3.3, 3.4 Derivatives of composite functions / Derivatives of products and quotients

Derivatives of composite functions / Derivatives of products and quotients, 3.3, 3.4

1)Main Points

Chapter 3.3 introduces a mathematical concept called the chain rule which states that if y=f(z) and z=g(t), then the derivative of the composite function y=f(g(t)) is dy/dx = dy/dz * dz/dt. This in words means that the derivative of a composite function is the derivative of the outside function times the derivative of the inside function. This in function form is y=(t+1)^4, or y=z^4 when z=t+1 (where z is the inside function). This is simply a way of splitting up a function into different parts so you can calculate the derivative of a function like y=(4t^2 + 1)^7. 3.4 introduces how to find the derivative of a product or quotient of functions.
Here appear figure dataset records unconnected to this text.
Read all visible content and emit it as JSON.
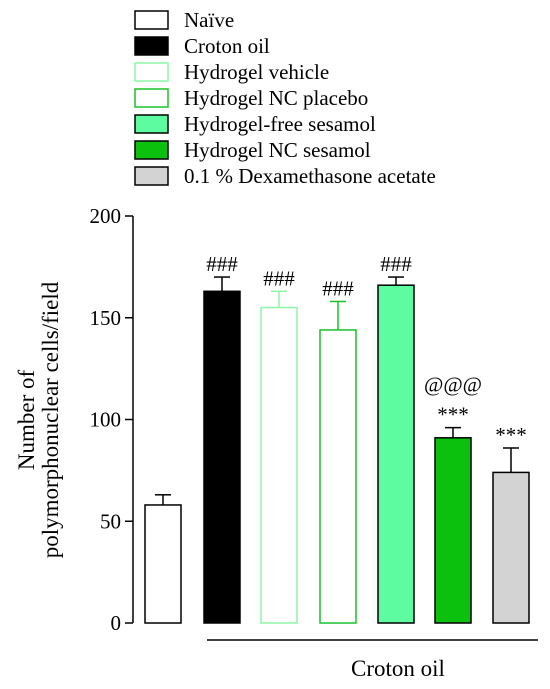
{
  "chart_data": {
    "type": "bar",
    "ylabel": "Number of polymorphonuclear cells/field",
    "ylabel_lines": [
      "Number of",
      "polymorphonuclear cells/field"
    ],
    "ylim": [
      0,
      200
    ],
    "yticks": [
      0,
      50,
      100,
      150,
      200
    ],
    "group_label": "Croton oil",
    "series": [
      {
        "name": "Naïve",
        "value": 58,
        "error": 5,
        "annotation": [],
        "fill": "#ffffff",
        "stroke": "#000000"
      },
      {
        "name": "Croton oil",
        "value": 163,
        "error": 7,
        "annotation": [
          "###"
        ],
        "fill": "#000000",
        "stroke": "#000000"
      },
      {
        "name": "Hydrogel vehicle",
        "value": 155,
        "error": 8,
        "annotation": [
          "###"
        ],
        "fill": "#ffffff",
        "stroke": "#8ff5a6"
      },
      {
        "name": "Hydrogel NC placebo",
        "value": 144,
        "error": 14,
        "annotation": [
          "###"
        ],
        "fill": "#ffffff",
        "stroke": "#19c22a"
      },
      {
        "name": "Hydrogel-free sesamol",
        "value": 166,
        "error": 4,
        "annotation": [
          "###"
        ],
        "fill": "#5dfca0",
        "stroke": "#000000"
      },
      {
        "name": "Hydrogel NC sesamol",
        "value": 91,
        "error": 5,
        "annotation": [
          "@@@",
          "***"
        ],
        "fill": "#0cc10e",
        "stroke": "#000000"
      },
      {
        "name": "0.1 % Dexamethasone acetate",
        "value": 74,
        "error": 12,
        "annotation": [
          "***"
        ],
        "fill": "#d3d3d3",
        "stroke": "#000000"
      }
    ]
  }
}
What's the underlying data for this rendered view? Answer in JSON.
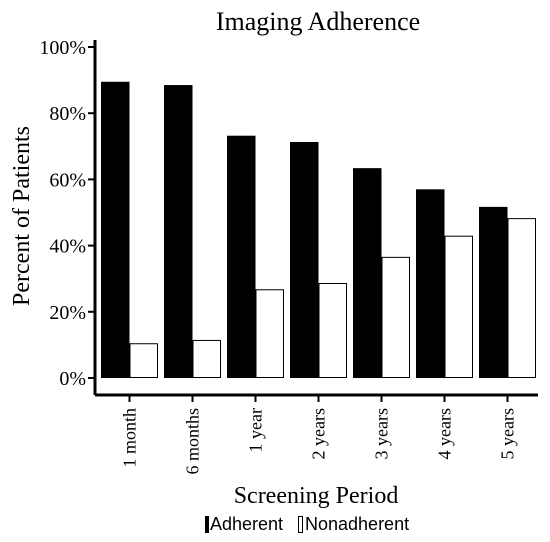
{
  "chart_data": {
    "type": "bar",
    "title": "Imaging Adherence",
    "xlabel": "Screening Period",
    "ylabel": "Percent of Patients",
    "categories": [
      "1 month",
      "6 months",
      "1 year",
      "2 years",
      "3 years",
      "4 years",
      "5 years"
    ],
    "series": [
      {
        "name": "Adherent",
        "color": "#000000",
        "values": [
          89.5,
          88.5,
          73.2,
          71.3,
          63.4,
          57.0,
          51.7
        ]
      },
      {
        "name": "Nonadherent",
        "color": "#ffffff",
        "values": [
          10.5,
          11.5,
          26.8,
          28.7,
          36.6,
          43.0,
          48.3
        ]
      }
    ],
    "ylim": [
      0,
      100
    ],
    "yticks": [
      0,
      20,
      40,
      60,
      80,
      100
    ],
    "ytick_labels": [
      "0%",
      "20%",
      "40%",
      "60%",
      "80%",
      "100%"
    ],
    "grid": false,
    "legend_position": "bottom"
  }
}
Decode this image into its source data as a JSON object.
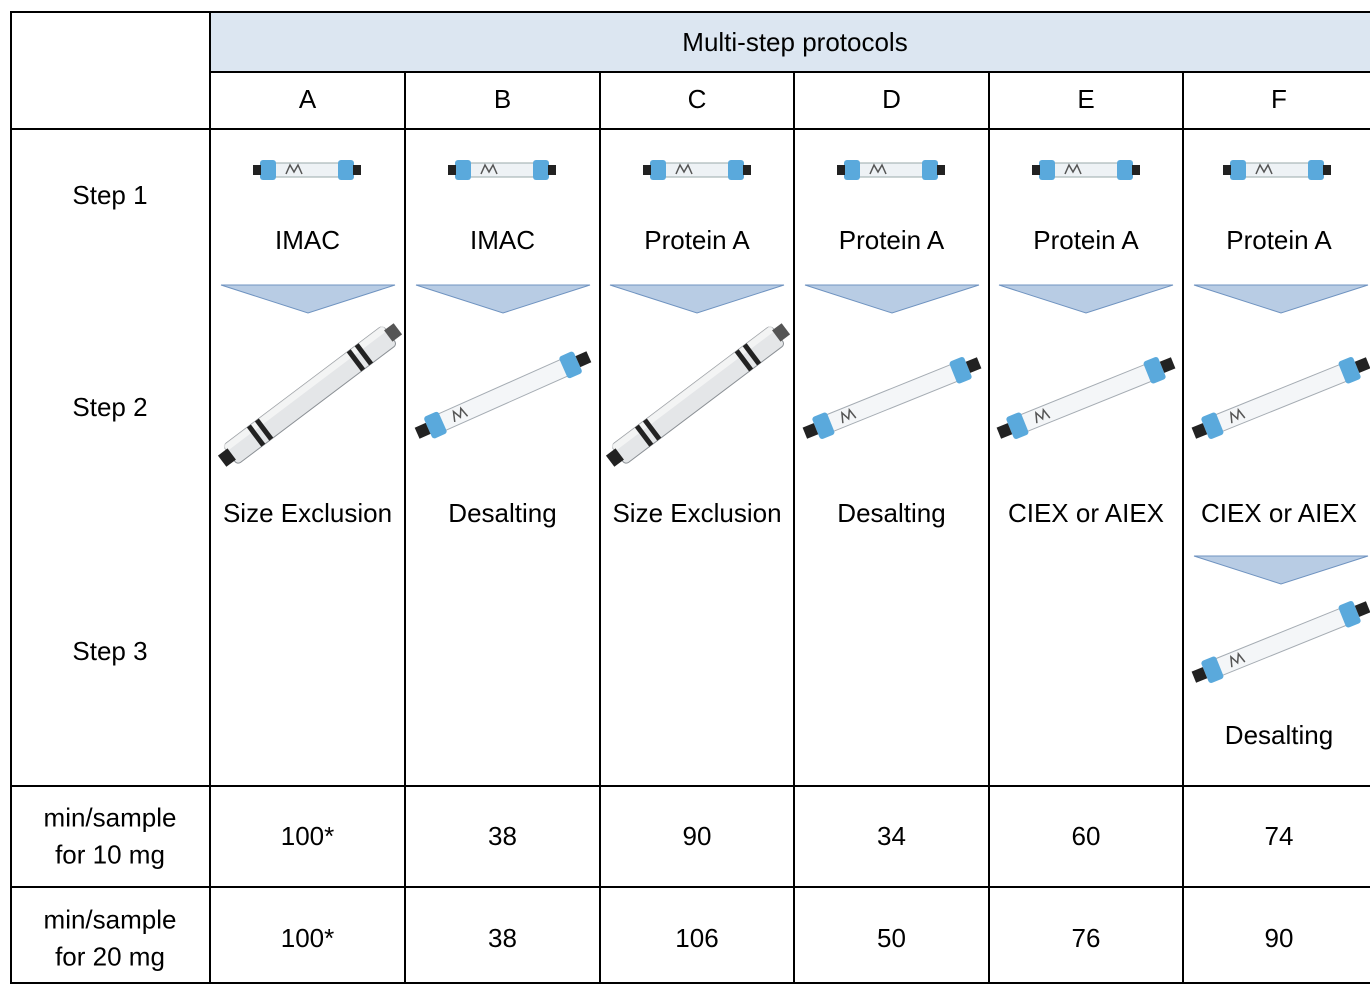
{
  "header": {
    "title": "Multi-step protocols"
  },
  "columns": [
    "A",
    "B",
    "C",
    "D",
    "E",
    "F"
  ],
  "step_labels": [
    "Step 1",
    "Step 2",
    "Step 3"
  ],
  "protocols": [
    [
      "IMAC",
      "Size Exclusion"
    ],
    [
      "IMAC",
      "Desalting"
    ],
    [
      "Protein A",
      "Size Exclusion"
    ],
    [
      "Protein A",
      "Desalting"
    ],
    [
      "Protein A",
      "CIEX or AIEX"
    ],
    [
      "Protein A",
      "CIEX or AIEX",
      "Desalting"
    ]
  ],
  "time_rows": [
    {
      "label": [
        "min/sample",
        "for 10 mg"
      ],
      "values": [
        "100*",
        38,
        90,
        34,
        60,
        74
      ],
      "colors": [
        "#1f3864",
        "#1f3864",
        "#ff0000",
        "#ff0000",
        "#ff0000",
        "#ff0000"
      ]
    },
    {
      "label": [
        "min/sample",
        "for 20 mg"
      ],
      "values": [
        "100*",
        38,
        106,
        50,
        76,
        90
      ],
      "colors": [
        "#1f3864",
        "#1f3864",
        "#1f3864",
        "#1f3864",
        "#1f3864",
        "#1f3864"
      ]
    }
  ]
}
We notice that simply multiplying the derivatives does not give us the correct answer. We learn that (fg)'= f'g + fg', which means the derivative of a product is the derivative of the first times the second plus the first times the derivative of the second. We find that through the product rule we can create a rule for quotients as well which is: (f/g)'=f'g-fg'/g^2.

2) Challenges

3.3 introduces some challenges for me. I find it really difficult to keep all the things in the chain rule strait. It is easy to forget that at the end of calculating the derivative for the inside function you must multiply it by the derivative of the outside function. I should practice these a little and be able to use them without getting confused. The product/quotient rules make a little bit more sense to me but could also present a lot of logistical problems. It is easy to get the variables confused or getting the basic derivatives wrong could put off the whole problem. It will be important for me to memorize the derivative rules and make sure that I write clearly.

3)Reflections

Both chapters introduced ways of finding the derivatives of more complicated compound functions. This, I'm sure will be useful when we encounter some real world problems that are more difficult to solve than with just simple derivative rules. I hope that I can master these skills well enough to apply them.